Why it can't see the elasticsearch?

Both are deployed in same namespace (default).


Solution

  • The problem was:

    1. The DNS of my kubernetes (or maybe, my whole VM's DNS) was having problem. So, I:

      1. Deleted node-local-dns pods, because they cached the wrong DNS servers for my node (I had a single node cluster, so I didn't need node-local-dns as a cache for my node)
      2. Set the correct NEW dns in CoreDNS manifest.

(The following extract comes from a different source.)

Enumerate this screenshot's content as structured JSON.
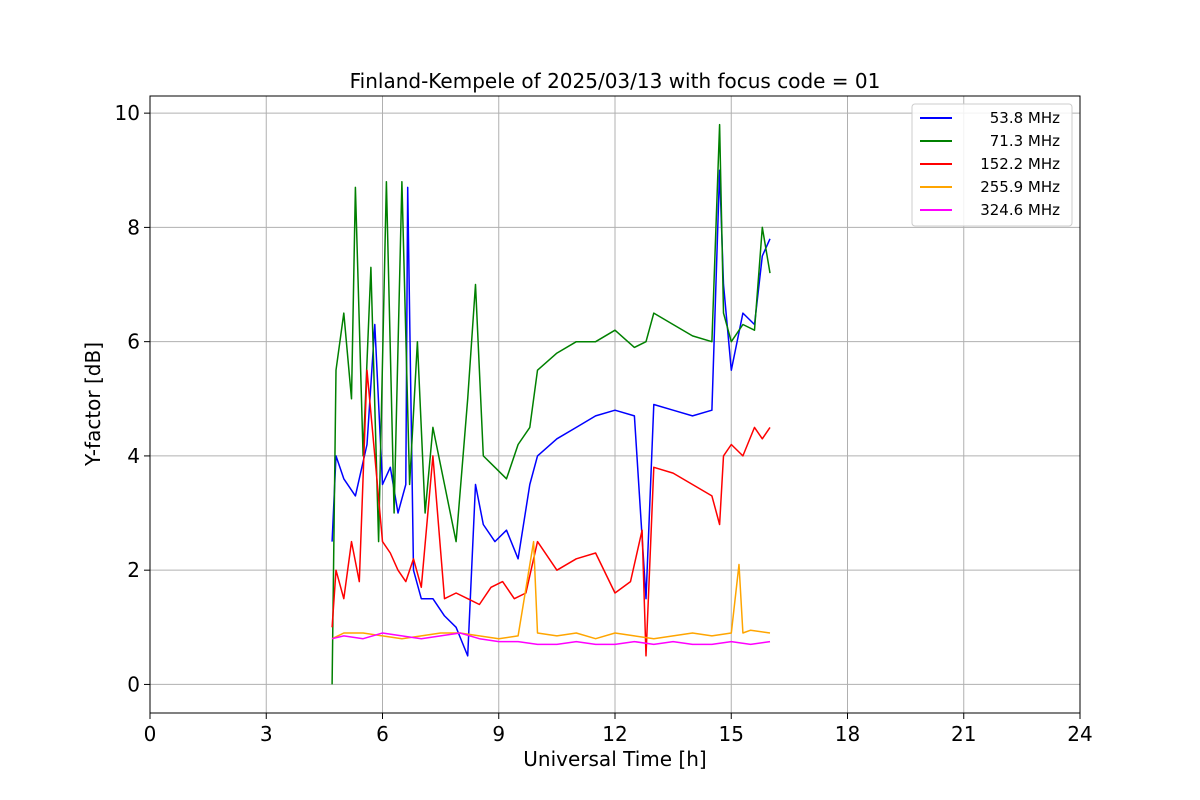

This solved the problem of not recognizing kubernetes.default.svc.cluster.local
    2. I had another problem, which led to not recognizing the elasticsearch: As you can see in my fluent-bit's manifest, I had set:

    env:
            - name: FLUENT_ELASTICSEARCH_HOST
              value: "elasticsearch-0.elasticsearch.default.svc.cluster.local"
    

    This is WRONG. It should be the service name of elasticsearch (in my case, it was eks-srv as you can see in elastic-service.yml:

    value: "eks-srv.default.svc.cluster.local"
    

    And now my fluent-bit, sees the elasticsearch, through eks-srv service.